On Sun, Jun 09, 2024 at 07:10:53PM -0700, Paul E. McKenney wrote:
> On Sun, Jun 09, 2024 at 08:52:14PM -0400, Kent Overstreet wrote:
> > On Sun, Jun 09, 2024 at 09:55:30AM -0700, Paul E. McKenney wrote:
> > > On Sun, Jun 09, 2024 at 11:37:45AM -0400, Kent Overstreet wrote:
> > > > On Sat, Jun 08, 2024 at 08:25:53PM -0700, Paul E. McKenney wrote:
> > > > > Could you please try something like this just before the call to
> > > > > cleanup_srcu_struct()?
> > > > >
> > > > >
> > > > > WARN_ON_ONCE(poll_state_synchronize_srcu(&c->btree_trans_barrier,
> > > > > ck->btree_trans_barrier_seq);
> > > >
> > > > Which seq was this supposed to be? All keys have been freed by this
> > > > point...
> > >
> > > Or, alternatively, where in the code is this supposed to be?
> > >
> > > If there is no convenient point in the code to grab the most recent
> > > return value from start_poll_synchronize_srcu(), another thing to do
> > > is to invoke either synchronize_srcu() or synchronize_srcu_expedited()
> > > just before the call to cleanup_srcu_struct().
> > >
> > > Another approach is to use get_state_synchronize_srcu() instead of
> > > start_poll_synchronize_srcu(), and have a self-reposting SRCU callback
> > > to keep the grace periods going. Then you would set a flag that
> > > stopped it from self-posting, then do srcu_barrier(). With careful
> > > memory ordering.
> > >
> > > There are quite a few techniques to shut down the self-reposting SRCU
> > > callback when there is nothing for it to do and to restart it if need be.
> > >
> > > But just doing a synchronize_srcu() or synchronize_srcu_expedited() is
> > > a lot simpler and probably does the job.
> >
> > synchronize_srcu_expedited() seems like the simplest solution, yeah.
> >
> > Thanks, I think I'm starting (hazily) to get an idea of how the RCU code
> > is structured, but I'll have to dig more when I have more time, this is
> > interesting :)
> >
> > I am wondering why you couldn't just have cleanup_srcu_struct() do the
> > appropriate cleanup (synchronize_srcu_expedited?) in this instance; if
> > the caller is tearing down the srcu struct they don't need srcu
> > synchronization anymore, I would think the only safety issue that would
> > need a warning would be leaked read locks.
>
> Starting a grace period and then invoking cleanup_srcu_struct() before
> it has had a chance to finish seems worth a warning. And preferable to
> having something like poll_state_synchronize_rcu() segfault later on,
> for example.
>
> > Another question for you: is there a limit to the number of pending
> > sequence numbers from start_poll_synchronize_srcu()? (e.g. 2?)
> >
> > That affects the data structure I use for redoing this "track pending
> > frees" code.
>
> Yes, there is, and you are right, the number is two. Would something
> like the patch shown below help?
If I look at the sequence number from start_poll_synchronize_srcu() vs.

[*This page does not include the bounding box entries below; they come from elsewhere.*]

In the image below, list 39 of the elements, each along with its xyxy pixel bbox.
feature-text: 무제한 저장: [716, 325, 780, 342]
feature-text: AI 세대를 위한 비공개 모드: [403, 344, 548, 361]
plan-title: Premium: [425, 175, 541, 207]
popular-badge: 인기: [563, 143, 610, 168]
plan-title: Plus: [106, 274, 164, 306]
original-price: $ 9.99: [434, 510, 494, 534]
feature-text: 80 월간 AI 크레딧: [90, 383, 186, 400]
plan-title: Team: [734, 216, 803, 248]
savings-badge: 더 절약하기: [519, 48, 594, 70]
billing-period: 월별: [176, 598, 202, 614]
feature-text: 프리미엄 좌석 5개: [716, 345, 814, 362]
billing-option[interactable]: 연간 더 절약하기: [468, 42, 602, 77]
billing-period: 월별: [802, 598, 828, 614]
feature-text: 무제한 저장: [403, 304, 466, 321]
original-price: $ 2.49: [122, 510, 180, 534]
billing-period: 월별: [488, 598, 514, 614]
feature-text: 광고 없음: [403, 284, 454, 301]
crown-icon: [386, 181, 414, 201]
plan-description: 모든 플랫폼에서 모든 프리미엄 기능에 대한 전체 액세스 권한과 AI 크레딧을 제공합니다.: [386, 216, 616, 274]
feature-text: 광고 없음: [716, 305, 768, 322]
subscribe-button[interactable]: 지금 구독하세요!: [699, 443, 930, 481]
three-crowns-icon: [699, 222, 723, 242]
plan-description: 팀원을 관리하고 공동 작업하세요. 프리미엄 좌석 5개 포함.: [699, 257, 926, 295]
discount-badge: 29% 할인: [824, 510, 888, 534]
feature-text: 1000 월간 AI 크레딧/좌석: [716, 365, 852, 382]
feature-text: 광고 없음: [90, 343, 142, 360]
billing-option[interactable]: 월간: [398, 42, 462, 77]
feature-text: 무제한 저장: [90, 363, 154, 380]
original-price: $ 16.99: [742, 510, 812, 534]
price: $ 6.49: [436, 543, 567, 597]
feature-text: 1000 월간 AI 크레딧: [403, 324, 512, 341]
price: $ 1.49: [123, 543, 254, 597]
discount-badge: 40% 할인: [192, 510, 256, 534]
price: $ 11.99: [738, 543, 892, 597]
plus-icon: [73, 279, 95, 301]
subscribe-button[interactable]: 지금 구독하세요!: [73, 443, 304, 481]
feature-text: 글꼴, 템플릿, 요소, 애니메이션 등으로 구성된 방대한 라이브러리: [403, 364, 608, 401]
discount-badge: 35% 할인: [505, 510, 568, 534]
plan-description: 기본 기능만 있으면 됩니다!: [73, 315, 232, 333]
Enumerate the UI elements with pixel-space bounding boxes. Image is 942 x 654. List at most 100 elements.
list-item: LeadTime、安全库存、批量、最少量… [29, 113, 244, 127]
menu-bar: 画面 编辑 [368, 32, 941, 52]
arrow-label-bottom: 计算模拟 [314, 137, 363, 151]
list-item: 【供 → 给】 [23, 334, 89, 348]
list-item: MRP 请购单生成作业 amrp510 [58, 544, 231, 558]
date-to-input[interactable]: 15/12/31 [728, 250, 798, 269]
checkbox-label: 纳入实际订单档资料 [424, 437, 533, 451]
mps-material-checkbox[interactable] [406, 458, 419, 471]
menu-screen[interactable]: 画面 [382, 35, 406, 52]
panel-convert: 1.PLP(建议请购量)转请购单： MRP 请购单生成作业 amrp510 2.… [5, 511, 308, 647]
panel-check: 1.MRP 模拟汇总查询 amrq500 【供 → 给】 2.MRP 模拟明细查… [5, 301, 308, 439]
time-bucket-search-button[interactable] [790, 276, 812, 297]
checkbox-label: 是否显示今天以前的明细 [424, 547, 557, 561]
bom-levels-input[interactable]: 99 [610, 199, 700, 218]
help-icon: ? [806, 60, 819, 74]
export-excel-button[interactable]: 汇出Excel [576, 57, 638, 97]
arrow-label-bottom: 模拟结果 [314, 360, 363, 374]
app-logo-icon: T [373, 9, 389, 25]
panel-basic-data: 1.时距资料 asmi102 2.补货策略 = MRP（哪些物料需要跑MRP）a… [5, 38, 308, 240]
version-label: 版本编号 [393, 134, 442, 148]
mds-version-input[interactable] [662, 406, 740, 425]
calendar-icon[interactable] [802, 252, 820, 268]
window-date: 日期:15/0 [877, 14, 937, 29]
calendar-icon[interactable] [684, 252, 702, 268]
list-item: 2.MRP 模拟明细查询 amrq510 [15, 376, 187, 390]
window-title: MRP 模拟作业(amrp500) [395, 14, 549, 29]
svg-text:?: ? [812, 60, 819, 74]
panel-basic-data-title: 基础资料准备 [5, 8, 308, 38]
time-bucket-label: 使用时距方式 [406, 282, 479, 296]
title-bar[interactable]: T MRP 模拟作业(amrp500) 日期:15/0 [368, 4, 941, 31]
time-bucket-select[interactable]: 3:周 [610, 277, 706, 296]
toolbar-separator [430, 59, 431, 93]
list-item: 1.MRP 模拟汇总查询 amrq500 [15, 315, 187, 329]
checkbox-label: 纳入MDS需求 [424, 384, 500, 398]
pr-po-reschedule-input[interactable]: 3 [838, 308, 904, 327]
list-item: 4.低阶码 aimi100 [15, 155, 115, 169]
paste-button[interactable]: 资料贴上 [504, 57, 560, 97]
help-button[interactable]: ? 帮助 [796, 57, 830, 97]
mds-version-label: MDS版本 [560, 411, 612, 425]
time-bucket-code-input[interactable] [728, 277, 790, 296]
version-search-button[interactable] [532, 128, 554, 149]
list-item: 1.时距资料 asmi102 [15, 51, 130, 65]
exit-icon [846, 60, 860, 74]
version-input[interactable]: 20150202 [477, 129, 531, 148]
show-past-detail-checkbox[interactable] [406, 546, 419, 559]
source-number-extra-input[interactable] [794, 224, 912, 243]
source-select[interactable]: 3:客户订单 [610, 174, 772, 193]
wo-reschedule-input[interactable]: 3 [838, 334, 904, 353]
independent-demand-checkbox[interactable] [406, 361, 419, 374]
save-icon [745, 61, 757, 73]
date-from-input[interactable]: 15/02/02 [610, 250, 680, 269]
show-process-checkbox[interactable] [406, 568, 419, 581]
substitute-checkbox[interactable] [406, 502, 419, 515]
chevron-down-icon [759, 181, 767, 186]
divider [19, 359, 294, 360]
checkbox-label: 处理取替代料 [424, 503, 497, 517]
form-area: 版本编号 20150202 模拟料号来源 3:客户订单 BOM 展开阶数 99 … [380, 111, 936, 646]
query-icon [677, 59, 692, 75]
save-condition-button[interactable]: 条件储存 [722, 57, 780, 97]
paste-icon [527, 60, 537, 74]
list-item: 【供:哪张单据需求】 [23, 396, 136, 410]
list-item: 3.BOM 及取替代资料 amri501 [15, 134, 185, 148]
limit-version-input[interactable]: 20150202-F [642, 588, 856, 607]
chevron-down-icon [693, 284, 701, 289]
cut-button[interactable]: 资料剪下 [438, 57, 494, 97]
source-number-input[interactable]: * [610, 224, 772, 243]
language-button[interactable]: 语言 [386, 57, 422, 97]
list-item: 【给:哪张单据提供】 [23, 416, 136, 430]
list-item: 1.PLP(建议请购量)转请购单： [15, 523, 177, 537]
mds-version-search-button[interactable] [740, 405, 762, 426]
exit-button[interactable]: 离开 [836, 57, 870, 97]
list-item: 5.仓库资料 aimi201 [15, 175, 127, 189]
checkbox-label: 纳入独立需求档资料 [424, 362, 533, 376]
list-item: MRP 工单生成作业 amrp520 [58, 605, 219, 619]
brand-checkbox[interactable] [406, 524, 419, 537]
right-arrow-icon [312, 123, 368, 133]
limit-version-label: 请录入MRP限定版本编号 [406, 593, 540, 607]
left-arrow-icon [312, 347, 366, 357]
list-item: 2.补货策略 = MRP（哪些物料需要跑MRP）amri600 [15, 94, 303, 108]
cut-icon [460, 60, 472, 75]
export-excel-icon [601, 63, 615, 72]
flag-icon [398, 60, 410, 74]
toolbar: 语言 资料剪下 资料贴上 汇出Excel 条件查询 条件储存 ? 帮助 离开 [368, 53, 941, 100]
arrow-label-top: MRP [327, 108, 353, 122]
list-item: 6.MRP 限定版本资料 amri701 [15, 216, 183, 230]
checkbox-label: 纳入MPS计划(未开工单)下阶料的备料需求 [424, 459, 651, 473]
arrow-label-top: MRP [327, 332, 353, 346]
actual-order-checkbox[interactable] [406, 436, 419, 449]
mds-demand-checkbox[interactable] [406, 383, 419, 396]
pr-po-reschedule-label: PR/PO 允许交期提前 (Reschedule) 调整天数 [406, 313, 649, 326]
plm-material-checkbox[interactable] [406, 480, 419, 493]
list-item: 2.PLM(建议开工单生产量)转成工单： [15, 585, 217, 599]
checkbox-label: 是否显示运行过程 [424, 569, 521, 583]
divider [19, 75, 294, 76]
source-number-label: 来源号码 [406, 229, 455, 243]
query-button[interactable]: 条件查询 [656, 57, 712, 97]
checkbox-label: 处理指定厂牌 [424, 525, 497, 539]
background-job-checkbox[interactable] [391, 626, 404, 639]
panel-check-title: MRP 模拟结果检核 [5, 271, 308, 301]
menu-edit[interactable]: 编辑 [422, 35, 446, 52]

the last uncompleted one, I see a difference of 4 (so far?)
I could use a doubly linked list for tracking all uncompleted objects,
but I'm hoping use a darray per sequence number. Is it a max of two
sequence numbers that had objects/callbacks/were requested pulling,
or...?
Also, I'm wondering if this code might be worth turning into something
generic...
What I'm sketching out is:
struct btree_key_cache_freelist {
spinlock_t lock;
bool rcu_armed;
unsigned long seq;
struct bkey_cached *free[2]; /* singly linked list for now,
* perhaps darray/vector later
*/
struct rcu_head rcu; /* rearming callback to free objects */
};
and these are percpu. Thoughts?